I logged in just to vote you up.


No one cares. (And incidentally, no one should care that no one cares.)


From the 4th part of the same story

http://www.overcomingbias.com/2009/02/interlude-with-the-con...

"'Do you know there was a time when nonconsensual sex was illegal?' (...) 'The Prohibition, right? During the first century pre-Net? I expect everyone was glad to have that law taken off the books'."

WTF?


There's some discussion in the comments, including some (little) elaboration from Eliezer, the author, in a comment at 5:27pm on 2009-02-02 and another at 12:33am the following day.


a pdf version, for those who prefer such things: http://robinhanson.typepad.com/files/three-worlds-collide.pd...


Ok, just finished reading the story. Here are my impressions:

- Stylistically, I really enjoyed the story... as someone mentioned earlier, it seems to be a have a bit of a Charles Stross influence, whose SF work I like immensely. Would read again!

--- SPOILER ALERT ---

- I was a bit disappointed in the (real) ending. I would have given humanity a bit more credit for being willing to change, for the better (arguably).


rms posted the table-of-contents here: http://news.ycombinator.com/item?id=469426

no discussion yet, though.


I tried the first chapter too, but people don't upvote it... no one has the time to read anything? I would keep trying until it sticks.


Overall, a poor story. I continually tried to place myself in the minds of people living through this encounter and failed. Only the Confessor seemed to offer any insite into this culture. People simply would not jump to such conclusions so immediately. Yes, people might be horrified about conscious children being eaten but they would not immediately jump to conclusions of Lets Invade!

The story seemed lime an ad-hoc mix of the ideas of Charles Stross, Ray Bradbury, and edited by the rambling and incoherent Steve Gilmore


One theme in Eliezer Yudkowsky's other writing (which is mostly not fictional, at least not overtly so) is that the future is likely to be weirder than we expect, and that non-human minds are likely to be much much much weirder than we expect.

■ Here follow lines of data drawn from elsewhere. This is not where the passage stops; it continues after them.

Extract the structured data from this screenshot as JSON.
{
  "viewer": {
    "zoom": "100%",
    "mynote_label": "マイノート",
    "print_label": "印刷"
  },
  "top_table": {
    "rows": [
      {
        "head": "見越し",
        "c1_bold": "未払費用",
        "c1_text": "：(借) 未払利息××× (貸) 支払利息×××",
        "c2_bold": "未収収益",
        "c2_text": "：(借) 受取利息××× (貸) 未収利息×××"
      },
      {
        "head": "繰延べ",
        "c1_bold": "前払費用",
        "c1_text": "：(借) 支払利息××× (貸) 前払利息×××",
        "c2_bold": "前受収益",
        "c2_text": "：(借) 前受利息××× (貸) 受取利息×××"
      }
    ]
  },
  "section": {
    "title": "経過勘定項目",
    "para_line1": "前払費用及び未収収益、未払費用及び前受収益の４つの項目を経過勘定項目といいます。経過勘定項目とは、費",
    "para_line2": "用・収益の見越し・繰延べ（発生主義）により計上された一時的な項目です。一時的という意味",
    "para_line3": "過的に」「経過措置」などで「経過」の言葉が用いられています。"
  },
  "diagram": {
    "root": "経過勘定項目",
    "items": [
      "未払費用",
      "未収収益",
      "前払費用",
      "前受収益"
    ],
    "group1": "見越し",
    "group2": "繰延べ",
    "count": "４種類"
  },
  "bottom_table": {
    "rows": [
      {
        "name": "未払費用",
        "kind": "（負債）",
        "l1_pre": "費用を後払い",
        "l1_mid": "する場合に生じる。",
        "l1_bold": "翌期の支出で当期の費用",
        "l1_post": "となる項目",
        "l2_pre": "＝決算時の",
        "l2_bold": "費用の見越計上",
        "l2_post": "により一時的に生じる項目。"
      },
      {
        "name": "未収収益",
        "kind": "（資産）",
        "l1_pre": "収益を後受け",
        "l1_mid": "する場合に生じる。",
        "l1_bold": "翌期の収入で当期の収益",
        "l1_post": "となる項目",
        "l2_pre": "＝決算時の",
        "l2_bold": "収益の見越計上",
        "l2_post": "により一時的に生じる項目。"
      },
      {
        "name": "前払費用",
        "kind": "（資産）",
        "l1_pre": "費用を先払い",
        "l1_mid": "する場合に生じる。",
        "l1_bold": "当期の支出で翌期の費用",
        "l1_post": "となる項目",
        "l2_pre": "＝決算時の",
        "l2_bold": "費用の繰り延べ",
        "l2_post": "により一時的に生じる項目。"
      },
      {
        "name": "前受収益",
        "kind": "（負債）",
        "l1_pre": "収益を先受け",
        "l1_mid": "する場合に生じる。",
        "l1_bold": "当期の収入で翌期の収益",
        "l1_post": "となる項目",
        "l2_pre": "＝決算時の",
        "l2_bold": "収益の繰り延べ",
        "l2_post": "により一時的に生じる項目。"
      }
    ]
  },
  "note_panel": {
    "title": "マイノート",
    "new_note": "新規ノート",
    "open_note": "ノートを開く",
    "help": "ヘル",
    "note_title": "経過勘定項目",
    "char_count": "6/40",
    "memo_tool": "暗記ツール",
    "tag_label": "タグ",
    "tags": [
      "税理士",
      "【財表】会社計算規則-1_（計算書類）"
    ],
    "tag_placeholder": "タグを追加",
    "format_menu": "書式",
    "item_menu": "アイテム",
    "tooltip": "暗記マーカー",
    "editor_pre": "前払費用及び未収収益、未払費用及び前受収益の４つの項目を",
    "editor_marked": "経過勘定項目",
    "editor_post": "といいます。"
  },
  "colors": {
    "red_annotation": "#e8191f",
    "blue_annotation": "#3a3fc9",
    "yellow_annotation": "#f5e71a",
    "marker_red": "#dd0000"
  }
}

Therefore, if it's difficult to put oneself in the minds of the characters of the story, "that's not a bug, it's a feature".

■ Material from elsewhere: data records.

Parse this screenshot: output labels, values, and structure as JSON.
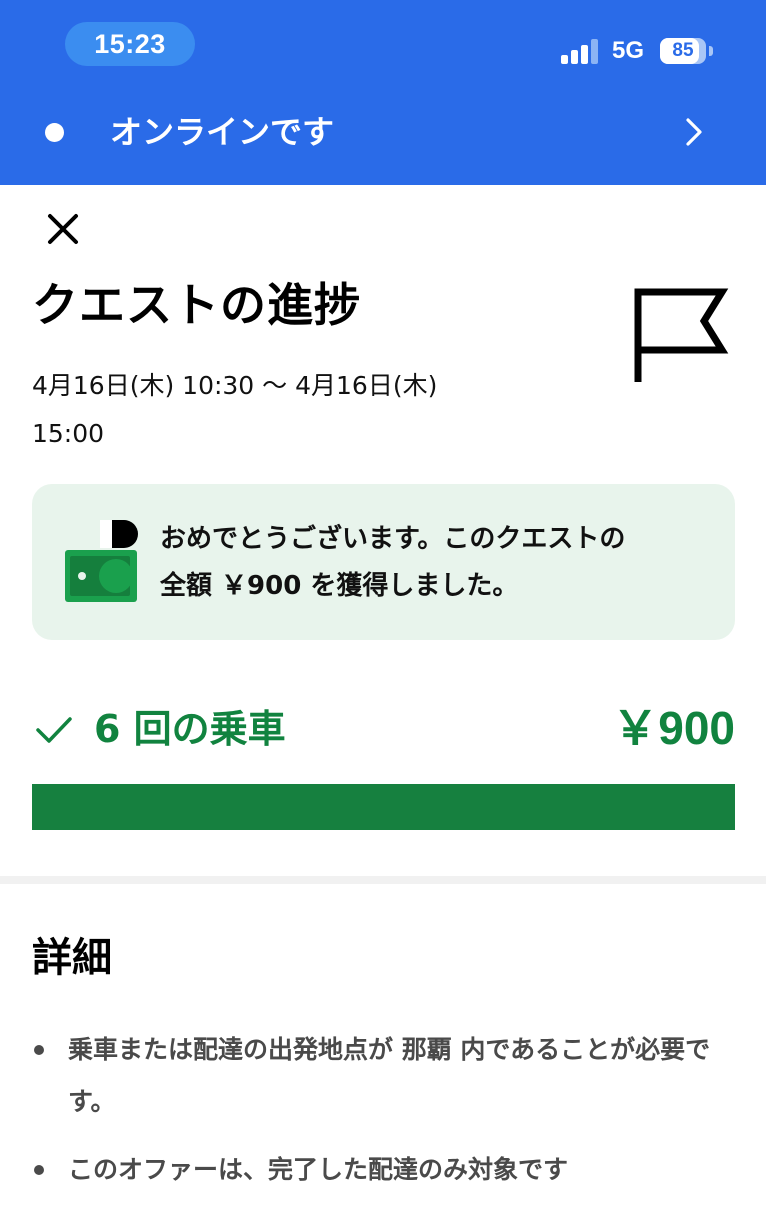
{
  "status_bar": {
    "time": "15:23",
    "network": "5G",
    "battery_level": "85",
    "battery_fraction": 0.85,
    "signal_bars_active": 3,
    "signal_bars_total": 4
  },
  "online_banner": {
    "label": "オンラインです",
    "chevron_icon": "chevron-right-icon"
  },
  "quest": {
    "close_icon": "close-icon",
    "title": "クエストの進捗",
    "dates_line1": "4月16日(木) 10:30 〜 4月16日(木)",
    "dates_line2": "15:00",
    "flag_icon": "flag-icon"
  },
  "congrats": {
    "icon": "money-icon",
    "line1": "おめでとうございます。このクエストの",
    "line2": "全額 ￥900 を獲得しました。"
  },
  "progress": {
    "check_icon": "check-icon",
    "label": "6 回の乗車",
    "amount": "￥900",
    "fraction": 1.0
  },
  "details": {
    "title": "詳細",
    "items": [
      "乗車または配達の出発地点が 那覇 内であることが必要です。",
      "このオファーは、完了した配達のみ対象です"
    ]
  },
  "colors": {
    "header_blue": "#2a6be8",
    "accent_green": "#11833f",
    "card_background": "#e8f4ec",
    "progress_fill": "#16803f"
  }
}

Also, we are supposed to imagine that the people in the story are smarter and more disciplined thinkers than we are.

Therefore, if the characters reach quickly conclusions that we would agonize over for longer, that again may be a feature rather than a bug. (It depends on how good their reasoning actually turns out to be.)

The story probably does (as it stands) assume too much acquaintance with the ideas Eliezer's been talking about on the "Overcoming Bias" blog; but then, that's where it was posted.


Also, the story reads like a fable in a SF setting. 'Realism' doesn't seem a fitting priority. A more believable account of the mental processes of the crew would add bulk without substance to the narration.


It was so bad that I read all 8 parts!


Your comment indicates you probably lost interest before part 4. Give it a chance. It's better than you describe.


<sarcasm>Like the pro-rape defense</sarcasm>


Just remember the only human as we know them in the story is the Confessor.

A central point of the series is to discuss the validity of imposing one's moral standards on others with little or no shared background.


Just remember the only human as we know them in the story is the Confessor.

A central point of the series is to discuss the validity of imposing one's moral standards on others that share little or no background with you.


The first part was great. A great opening. The second part was so bad I couldn't continue.

What a shame.


Thanks, enjoyed the first part, and I'll look forward to reading the rest later.


Great reference of the number of ships they would send to save a child:65536.